Erenice e seu marido teriam pressionado pessoalmente a cúpula da Anatel para que os pareceres fossem modificados para legalizar a operação.
O técnico Jarbas Valente, segundo a revista, teria mudado seu parecer e depois foi promovido a conselheiro da agência. Outro técnico, Pedro Jaime Ziller, que também referendou a concessão à Unicel, teria trocado, junto com Valente, a Anatel por cargos na Unicel.

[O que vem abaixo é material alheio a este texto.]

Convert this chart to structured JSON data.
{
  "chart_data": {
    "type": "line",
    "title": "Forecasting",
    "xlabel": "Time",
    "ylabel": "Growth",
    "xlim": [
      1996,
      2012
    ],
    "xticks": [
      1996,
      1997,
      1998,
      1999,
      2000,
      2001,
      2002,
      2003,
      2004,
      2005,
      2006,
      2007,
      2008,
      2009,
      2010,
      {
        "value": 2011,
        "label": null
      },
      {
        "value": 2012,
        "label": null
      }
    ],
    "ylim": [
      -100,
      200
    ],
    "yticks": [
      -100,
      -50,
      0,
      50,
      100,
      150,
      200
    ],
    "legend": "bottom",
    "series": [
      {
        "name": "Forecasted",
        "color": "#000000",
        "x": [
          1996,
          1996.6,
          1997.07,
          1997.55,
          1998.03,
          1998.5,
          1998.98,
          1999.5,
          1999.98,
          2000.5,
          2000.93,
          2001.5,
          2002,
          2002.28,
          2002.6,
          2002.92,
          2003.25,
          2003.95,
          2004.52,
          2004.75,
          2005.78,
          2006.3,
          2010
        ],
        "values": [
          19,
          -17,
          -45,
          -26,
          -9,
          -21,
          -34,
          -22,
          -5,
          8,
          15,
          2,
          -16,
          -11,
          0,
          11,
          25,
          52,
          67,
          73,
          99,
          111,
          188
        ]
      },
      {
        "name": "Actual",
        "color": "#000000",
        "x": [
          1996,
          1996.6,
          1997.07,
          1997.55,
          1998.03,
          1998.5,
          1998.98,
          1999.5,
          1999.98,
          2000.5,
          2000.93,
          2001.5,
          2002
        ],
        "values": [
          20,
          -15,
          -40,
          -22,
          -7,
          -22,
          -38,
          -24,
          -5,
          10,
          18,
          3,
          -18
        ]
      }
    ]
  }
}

Segundo a revista, a Unicel também foi beneficiada pela ação do servidor da Casa Civil Gabriel Boavista Lainder, ex-colega de Campos na empresa e que foi contratado no Palácio do Planalto por Erenice. Lainder, que hoje é do Comitê Gestor dos programas de inclusão digital, também é autor de um parecer jurídico que permitiu à empresa conseguir, por liminar na Justiça, adiar o pagamento de uma garantia de R$ 9,3 milhões para participar da disputa pelo mercado de telefonia celular em São Paulo.
Pela concessão de R$ 93 milhões, a Unicel deveria pagar R$ 9,3 milhões de garantia, mas não tinha o dinheiro. Com o parecer de Lainder, conseguiu liminar para reduzir de 10% para 1% do valor do negócio, ou seja, pouco mais de R$ 900 mil. Mas uma batalha jurídica encabeçada pelo Ministério Público obrigou a empresa a pagar os R$ 9,3 milhões.
Personagem da mais nova denúncia, Gabriel Boavista Lainder negou ter usado o cargo para favorecer os negócios do marido de Erenice.
Mas admitiu que chegou à Casa Civil a convite de Erenice e que mantém relação de amizade com Camargo Campos. Afirmou que Erenice participava de reuniões da Unicel na casa de um dos donos da empresa, em Brasília, quando já ocupava a secretaria executiva da pasta, subordinada à então ministra Dilma Rousseff.
Lainder disse que trabalhou para a Unicel entre 2003 e 2008 como advogado. Com o parecer jurídico, obteve uma liminar (depois derrubada) da Justiça para reduzir o valor da garantia que deveria ser paga para que a empresa participasse da disputa pelo mercado de telefonia celular em São Paulo. A autorização para a operação em São Paulo foi concedida em 2007.
Conheço a Erenice e o José Roberto, mas desde que entrei no governo jamais pediram nada para mim. A Unicel deve dinheiro ao escritório de advocacia do qual eu participava antes de assumir cargo no governo disse Lainder.
No começo de 2009, Lainder já trabalhava na Secretaria de Assuntos Estratégicos da Presidência e foi convidado para assumir um posto na Casa Civil no começo deste ano. Segundo o advogado de 31 anos, a Unicel tem perfil para operar o sistema de banda larga na área rural. No entanto, afirma que dificilmente a empresa ligada ao marido de Erenice teria condições de disputar o mercado, pela fragilidade de sua estrutura e pela baixa capacidade de sua frequência.
Ele conta que a empresa praticamente quebrou, após um dos sócios, a Hitz empresa estrangeira que entraria como sócia capitalista , ter brigado com os proprietários da companhia.
Hoje, segundo Veja, há milhares de ações na Justiça de usuários lesados contra a Unicel.
O advogado trabalha na mesma sala onde ficava Vinícius Castro, personagem central das denúncias de tráfico de influência na Casa Civil. Ele diz que trabalhou no Comitê Gestor da Banda Larga em prol de empresas de pequeno porte.
Se o Steve Jobs (fundador da Apple) tivesse nascido no Brasil, a Apple não existiria.
No Brasil, só se você é grande você pode operar.
Essa é a minha motivação afirmou.
Lainder informou que tem documentos e disposição para prestar esclarecimentos à Casa Civil e aos órgãos competentes, para provar que não tem envolvimento com o esquema de tráfico de influência. Procurado, o marido de Erenice não retornou as ligações.